Restricting Data Access
For example, even though our Employees database contains fields for Position, Home Address, and Home Phone, our query does not allow for these fields to be shown. This means that in the case of a security issue in the application (for example, an SQL injection attack, or even a malicious programmer), there is no risk of disclosing an employee's personal information.
Row-level Security
We can also define separate views to include a specific WHERE clause for security; for example, if we wanted to restrict a department head's access to only the staff that report to him, we could specify his identity in the view's CREATE statement, and he would then be unable to see any other department's employees, despite them all being in the same table. This is actually the only way to implement row-level security in MySQL, so views play an important part in that area as well.
Pre-emptive Optimization
We can also define our views in such a way as to force the use of indexes, so that other, less-experienced developers don't run the risk of running un-optimized queries or JOINs that result in full-table scans and extended locks. Expensive queries, queries that SELECT *, and poorly thought-out JOINs can not only slow down the database entirely, but can cause inserts to fail, clients to time out, and reports to error out. By creating a view that is already optimized and letting users perform their queries on that, you can ensure that they won't cause a significant performance hit unnecessarily.
Abstracting Tables
When we re-engineer our application, we sometimes need to change the database to optimize or accommodate new or removed features. We may, for example, want to normalize our tables when they start getting too large and queries start taking too long. Alternately, we may be installing a new application with different requirements alongside a legacy application. Unfortunately, database redesign will tend to break backwards-compatibility with previous applications, which can cause obvious problems.
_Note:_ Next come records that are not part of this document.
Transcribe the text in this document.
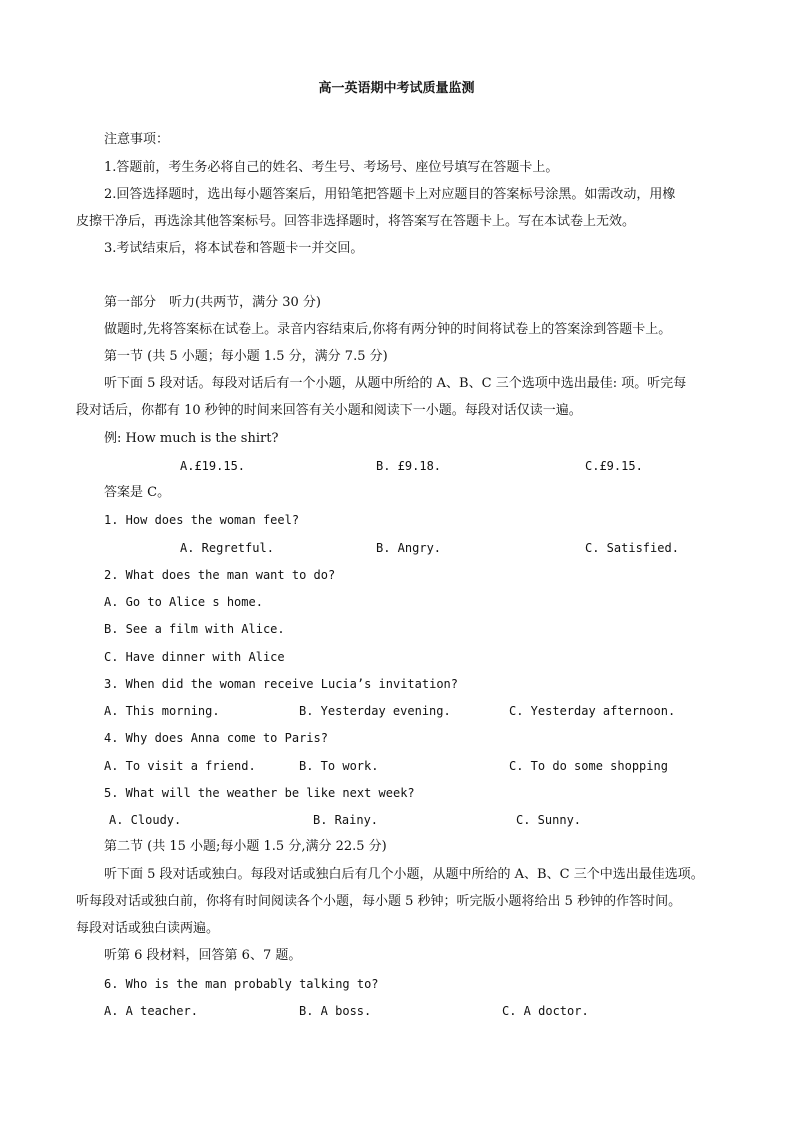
高一英语期中考试质量监测
注意事项：
1.答题前，考生务必将自己的姓名、考生号、考场号、座位号填写在答题卡上。
2.回答选择题时，选出每小题答案后，用铅笔把答题卡上对应题目的答案标号涂黑。如需改动，用橡
皮擦干净后，再选涂其他答案标号。回答非选择题时，将答案写在答题卡上。写在本试卷上无效。
3.考试结束后，将本试卷和答题卡一并交回。
第一部分　听力(共两节，满分 30 分)
做题时,先将答案标在试卷上。录音内容结束后,你将有两分钟的时间将试卷上的答案涂到答题卡上。
第一节 (共 5 小题；每小题 1.5 分，满分 7.5 分)
听下面 5 段对话。每段对话后有一个小题，从题中所给的 A、B、C 三个选项中选出最佳: 项。听完每
段对话后，你都有 10 秒钟的时间来回答有关小题和阅读下一小题。每段对话仅读一遍。
例: How much is the shirt?
A.£19.15.	B. £9.18.	C.£9.15.
答案是 C。
1. How does the woman feel?
A. Regretful.	B. Angry.	C. Satisfied.
2. What does the man want to do?
A. Go to Alice s home.
B. See a film with Alice.
C. Have dinner with Alice
3. When did the woman receive Lucia’s invitation?
A. This morning.	B. Yesterday evening.	C. Yesterday afternoon.
4. Why does Anna come to Paris?
A. To visit a friend.	B. To work.	C. To do some shopping
5. What will the weather be like next week?
A. Cloudy.	B. Rainy.	C. Sunny.
第二节 (共 15 小题;每小题 1.5 分,满分 22.5 分)
听下面 5 段对话或独白。每段对话或独白后有几个小题，从题中所给的 A、B、C 三个中选出最佳选项。
听每段对话或独白前，你将有时间阅读各个小题，每小题 5 秒钟；听完版小题将给出 5 秒钟的作答时间。
每段对话或独白读两遍。
听第 6 段材料，回答第 6、7 题。
6. Who is the man probably talking to?
A. A teacher.	B. A boss.	C. A doctor.
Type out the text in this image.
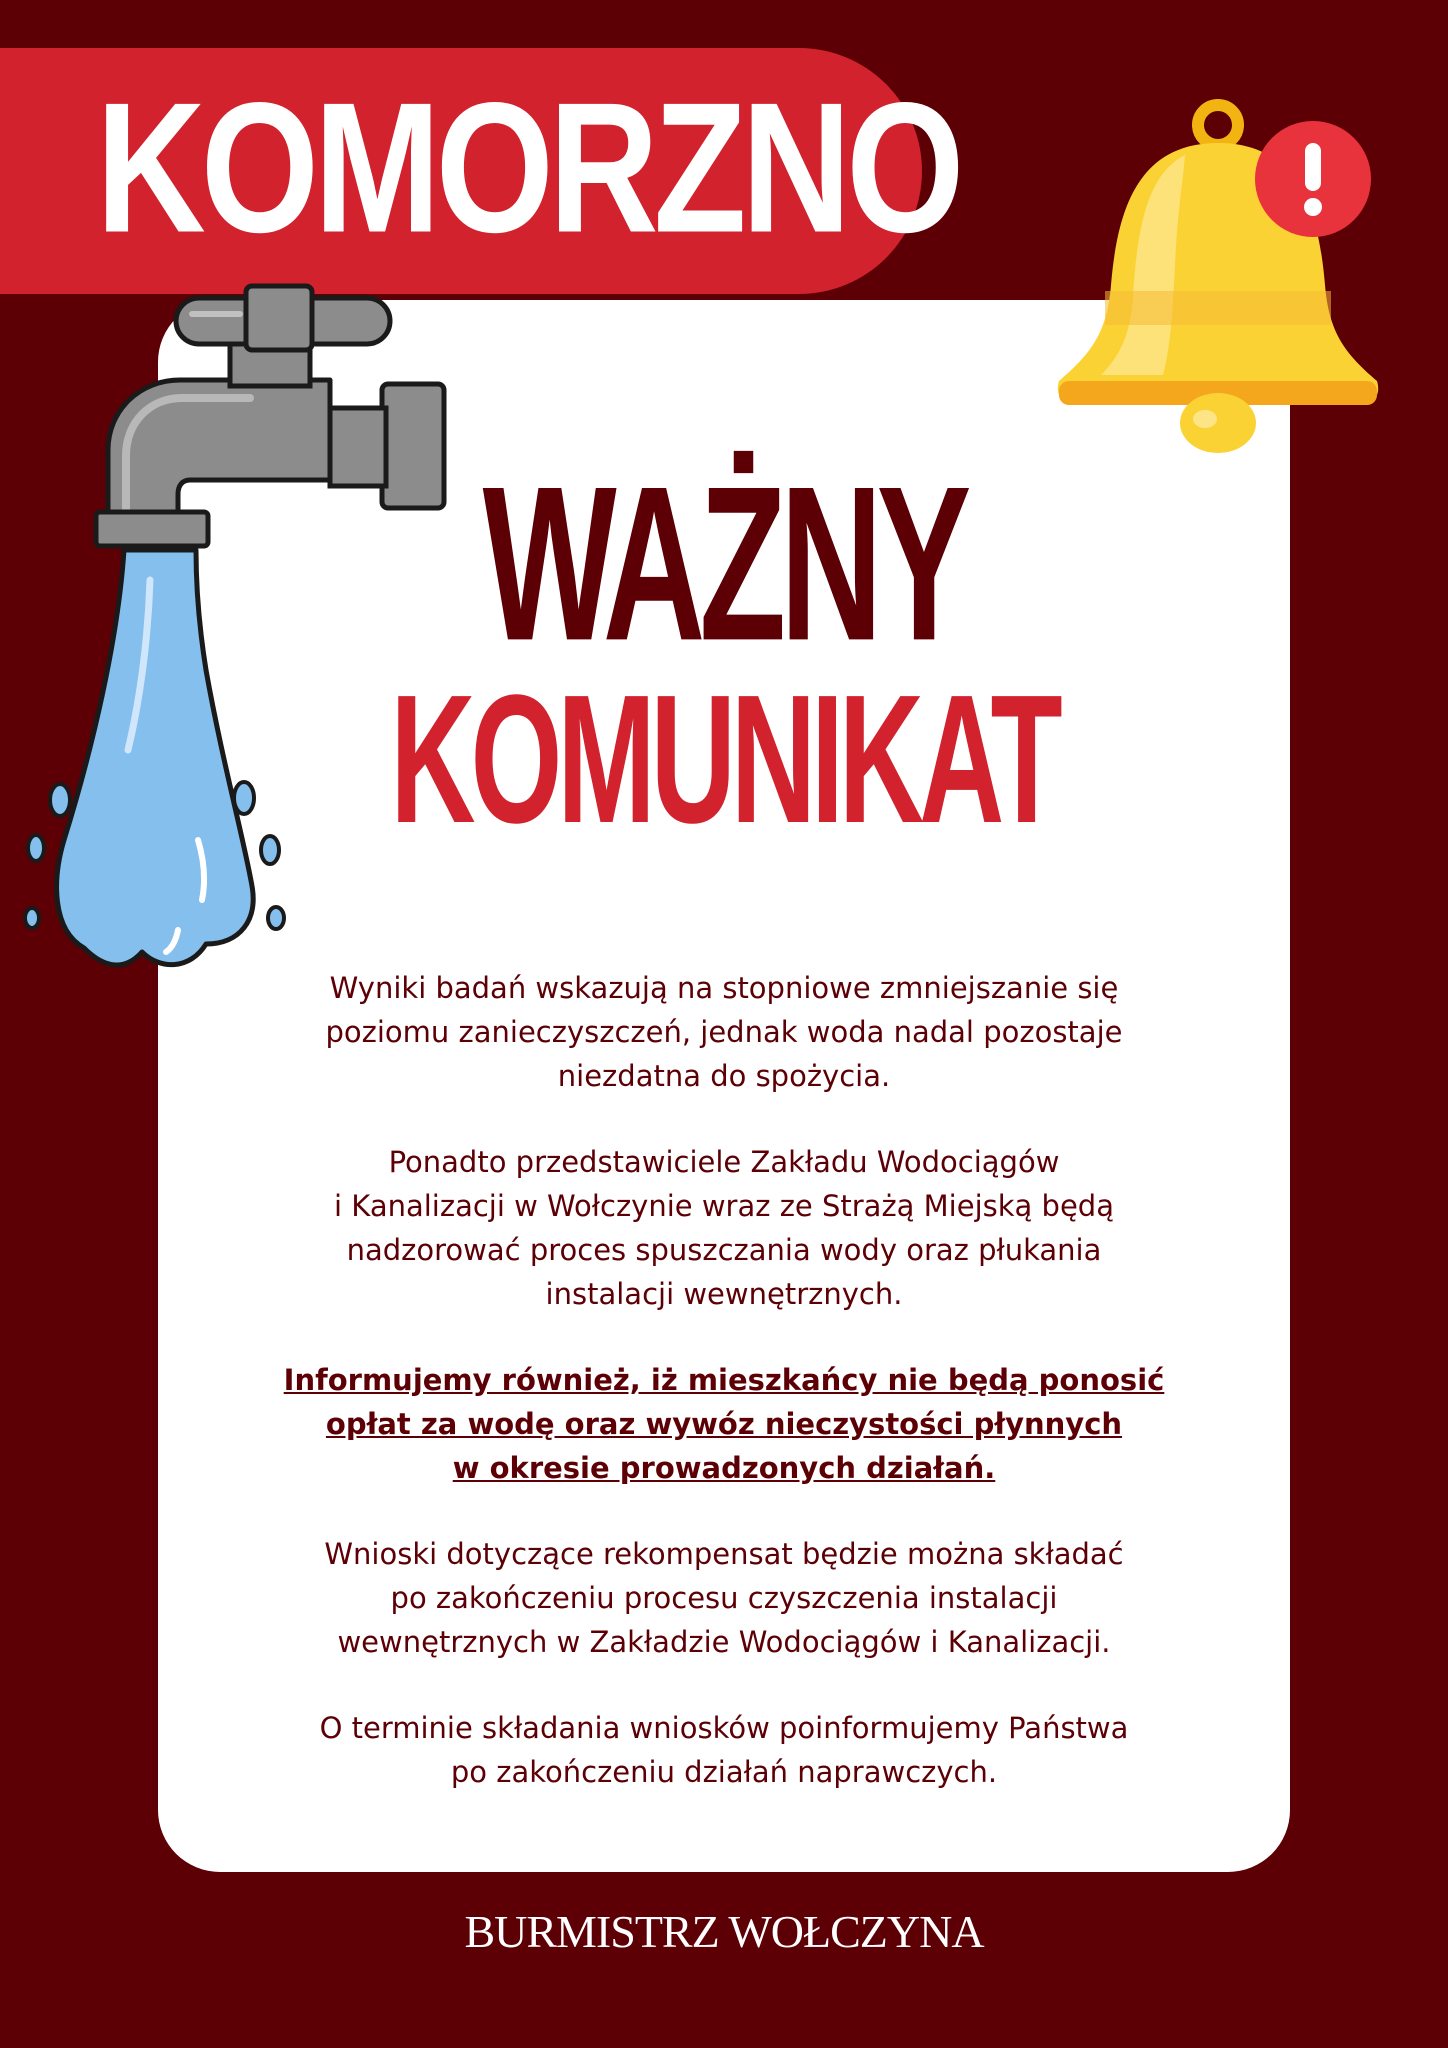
KOMORZNO
WAŻNY
KOMUNIKAT

Wyniki badań wskazują na stopniowe zmniejszanie się
poziomu zanieczyszczeń, jednak woda nadal pozostaje
niezdatna do spożycia.

Ponadto przedstawiciele Zakładu Wodociągów
i Kanalizacji w Wołczynie wraz ze Strażą Miejską będą
nadzorować proces spuszczania wody oraz płukania
instalacji wewnętrznych.

Informujemy również, iż mieszkańcy nie będą ponosić
opłat za wodę oraz wywóz nieczystości płynnych
w okresie prowadzonych działań.

Wnioski dotyczące rekompensat będzie można składać
po zakończeniu procesu czyszczenia instalacji
wewnętrznych w Zakładzie Wodociągów i Kanalizacji.

O terminie składania wniosków poinformujemy Państwa
po zakończeniu działań naprawczych.

BURMISTRZ WOŁCZYNA
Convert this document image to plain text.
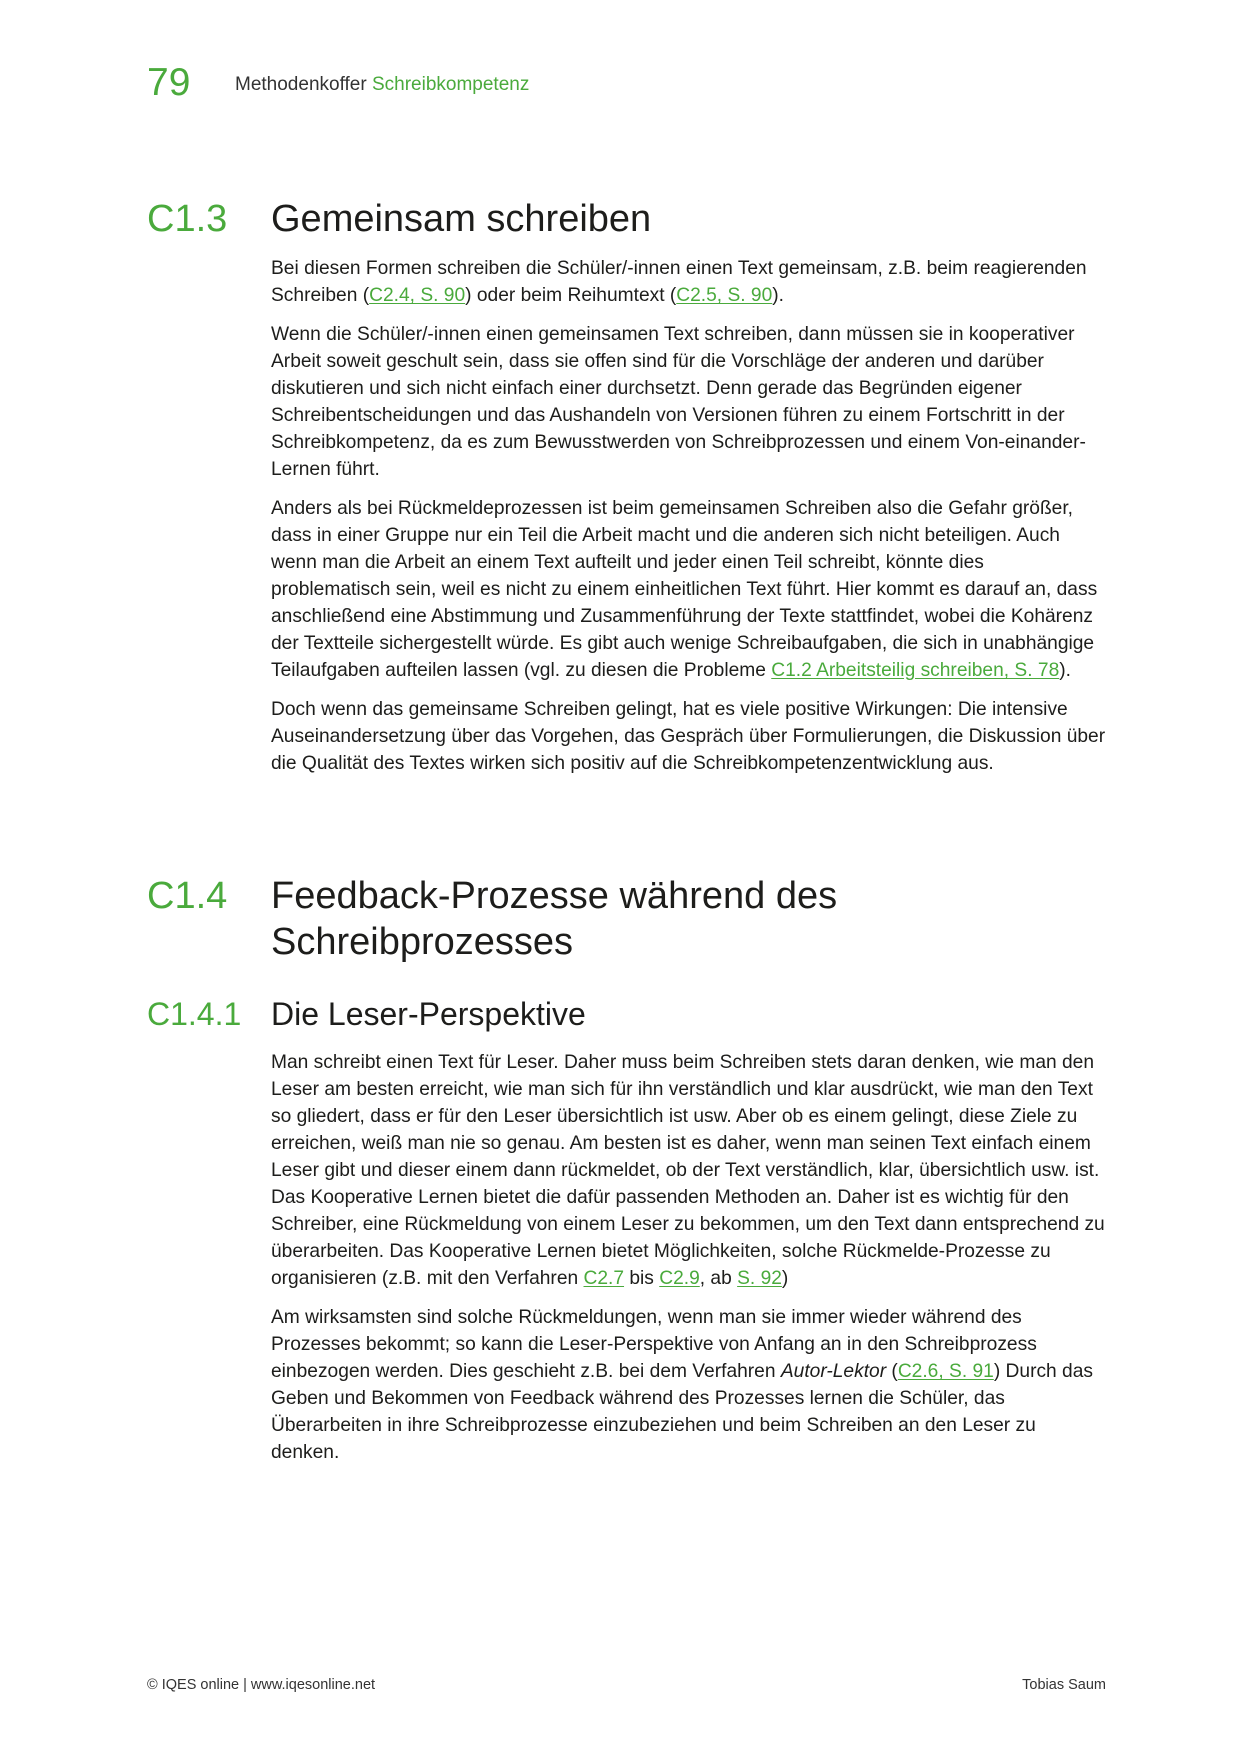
79 Methodenkoffer Schreibkompetenz
C1.3 Gemeinsam schreiben

Bei diesen Formen schreiben die Schüler/-innen einen Text gemeinsam, z.B. beim reagierenden Schreiben (C2.4, S. 90) oder beim Reihumtext (C2.5, S. 90).

Wenn die Schüler/-innen einen gemeinsamen Text schreiben, dann müssen sie in kooperativer Arbeit soweit geschult sein, dass sie offen sind für die Vorschläge der anderen und darüber diskutieren und sich nicht einfach einer durchsetzt. Denn gerade das Begründen eigener Schreibentscheidungen und das Aushandeln von Versionen führen zu einem Fortschritt in der Schreibkompetenz, da es zum Bewusstwerden von Schreibprozessen und einem Von-einander-Lernen führt.

Anders als bei Rückmeldeprozessen ist beim gemeinsamen Schreiben also die Gefahr größer, dass in einer Gruppe nur ein Teil die Arbeit macht und die anderen sich nicht beteiligen. Auch wenn man die Arbeit an einem Text aufteilt und jeder einen Teil schreibt, könnte dies problematisch sein, weil es nicht zu einem einheitlichen Text führt. Hier kommt es darauf an, dass anschließend eine Abstimmung und Zusammenführung der Texte stattfindet, wobei die Kohärenz der Textteile sichergestellt würde. Es gibt auch wenige Schreibaufgaben, die sich in unabhängige Teilaufgaben aufteilen lassen (vgl. zu diesen die Probleme C1.2 Arbeitsteilig schreiben, S. 78).

Doch wenn das gemeinsame Schreiben gelingt, hat es viele positive Wirkungen: Die intensive Auseinandersetzung über das Vorgehen, das Gespräch über Formulierungen, die Diskussion über die Qualität des Textes wirken sich positiv auf die Schreibkompetenzentwicklung aus.

C1.4 Feedback-Prozesse während des
Schreibprozesses
C1.4.1 Die Leser-Perspektive

Man schreibt einen Text für Leser. Daher muss beim Schreiben stets daran denken, wie man den Leser am besten erreicht, wie man sich für ihn verständlich und klar ausdrückt, wie man den Text so gliedert, dass er für den Leser übersichtlich ist usw. Aber ob es einem gelingt, diese Ziele zu erreichen, weiß man nie so genau. Am besten ist es daher, wenn man seinen Text einfach einem Leser gibt und dieser einem dann rückmeldet, ob der Text verständlich, klar, übersichtlich usw. ist. Das Kooperative Lernen bietet die dafür passenden Methoden an. Daher ist es wichtig für den Schreiber, eine Rückmeldung von einem Leser zu bekommen, um den Text dann entsprechend zu überarbeiten. Das Kooperative Lernen bietet Möglichkeiten, solche Rückmelde-Prozesse zu organisieren (z.B. mit den Verfahren C2.7 bis C2.9, ab S. 92)

Am wirksamsten sind solche Rückmeldungen, wenn man sie immer wieder während des Prozesses bekommt; so kann die Leser-Perspektive von Anfang an in den Schreibprozess einbezogen werden. Dies geschieht z.B. bei dem Verfahren Autor-Lektor (C2.6, S. 91) Durch das Geben und Bekommen von Feedback während des Prozesses lernen die Schüler, das Überarbeiten in ihre Schreibprozesse einzubeziehen und beim Schreiben an den Leser zu denken.

© IQES online | www.iqesonline.net	Tobias Saum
Using views, we can change the format of the underlying tables while still presenting the same table format to the legacy application. Thus, an application which demands username, hostname, and access time in string format can access the same data as an application which requires firstname, lastname, user@host, and access time in Unix timestamp format.
Summary
Views are an SQL feature that can provide a lot of versatility in larger applications, and can even simplify smaller applications further. Just as stored procedures can help us abstract out our database logic, views can simplify the way we access data in the database, and can help un-complicate our queries to make application debugging easier and more efficient.